Product Liability Law
Have you ever heard of anyone getting injured using a product they bought, or a child choking on a piece that came off a toy? And you’ve probably seen ads on TV asking if you or someone you know has had side effects or been made sick by a certain prescription drug?
These types of injuries are known as “Product Liability” in the world of Personal Injury Law.
Here is the Wikipedia definition, “Product liability is the area of law in which manufacturers, distributors, suppliers, retailers, and others who make products available to the public are held responsible for the injuries those products cause. Although the word “product” has broad connotations, product liability as an area of law is traditionally limited to products in the form of tangible personal property.”
The premise of product liability law is this: Manufacturers have a responsibility to produce safe products. If their products are harmful or unsafe, then the manufacturer is liable for damages caused to consumers. Not only is the manufacturer responsible, but anyone who supplied any part of the product can be held liable… even the retailer who sold the faulty product.
Unfortunately these types of injuries occur almost daily in our country, and lawsuits are opened. Defective products continue to make it to the marketplace. In our economy, companies cut corners, producing cheaper products, cutting corners and bypassing safety testing. It’s a scary thought. Product liability lawsuits make companies think twice before releasing harmful goods, and help keep this “crime” in check.
There are different ways in which a product can be defective. It can have a design defect (potentially harmful at conception, pre-manufacture.) Or it can have a manufacturing defect—where the design is safe but inferior, faulty or incorrect parts were used in production that caused the problem. Maybe the item simply wasn’t assembled properly.

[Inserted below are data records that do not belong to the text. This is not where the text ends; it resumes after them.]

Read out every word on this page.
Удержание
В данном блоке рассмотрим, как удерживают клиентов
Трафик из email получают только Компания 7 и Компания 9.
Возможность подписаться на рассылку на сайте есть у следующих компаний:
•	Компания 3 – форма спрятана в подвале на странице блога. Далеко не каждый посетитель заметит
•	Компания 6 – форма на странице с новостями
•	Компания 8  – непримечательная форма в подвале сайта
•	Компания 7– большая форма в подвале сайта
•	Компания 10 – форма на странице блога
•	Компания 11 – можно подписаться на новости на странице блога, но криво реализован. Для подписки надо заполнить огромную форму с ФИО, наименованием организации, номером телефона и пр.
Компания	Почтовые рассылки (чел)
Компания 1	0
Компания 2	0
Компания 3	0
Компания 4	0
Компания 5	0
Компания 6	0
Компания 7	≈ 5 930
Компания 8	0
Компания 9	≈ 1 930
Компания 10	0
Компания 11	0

Another dangerous scenario: products that are insufficiently or incorrectly labeled. This is considered a marketing defect—the consumer / buyer of the product is not given proper instructions or warnings about the product. Maybe the text was too tiny to notice or the instruction slip was missing from the box.
In product liability cases, once you prove a product was faulty or harmful, liability is established. So even if the manufacturer took care with producing the product they are automatically responsible for damages caused.
Product liability cases can also be wrongful death cases, where an innocent person was tragically killed by use of a product. Their family is entitled to compensation.
Note that there is no federal product liability law. Product liability claims are based on state laws.
If many people were injured, as is often the case with drugs, a class action lawsuit is pursued against the manufacturer.
If you or a loved one has been harmed by any type of product—machinery, an automobile, food product, or prescription drug–take advantage of a free consultation with a qualified personal injury attorney, and learn your rights.
And when you buy things, take a minute to read labels and inserts. It’s important for your safety and that of your family.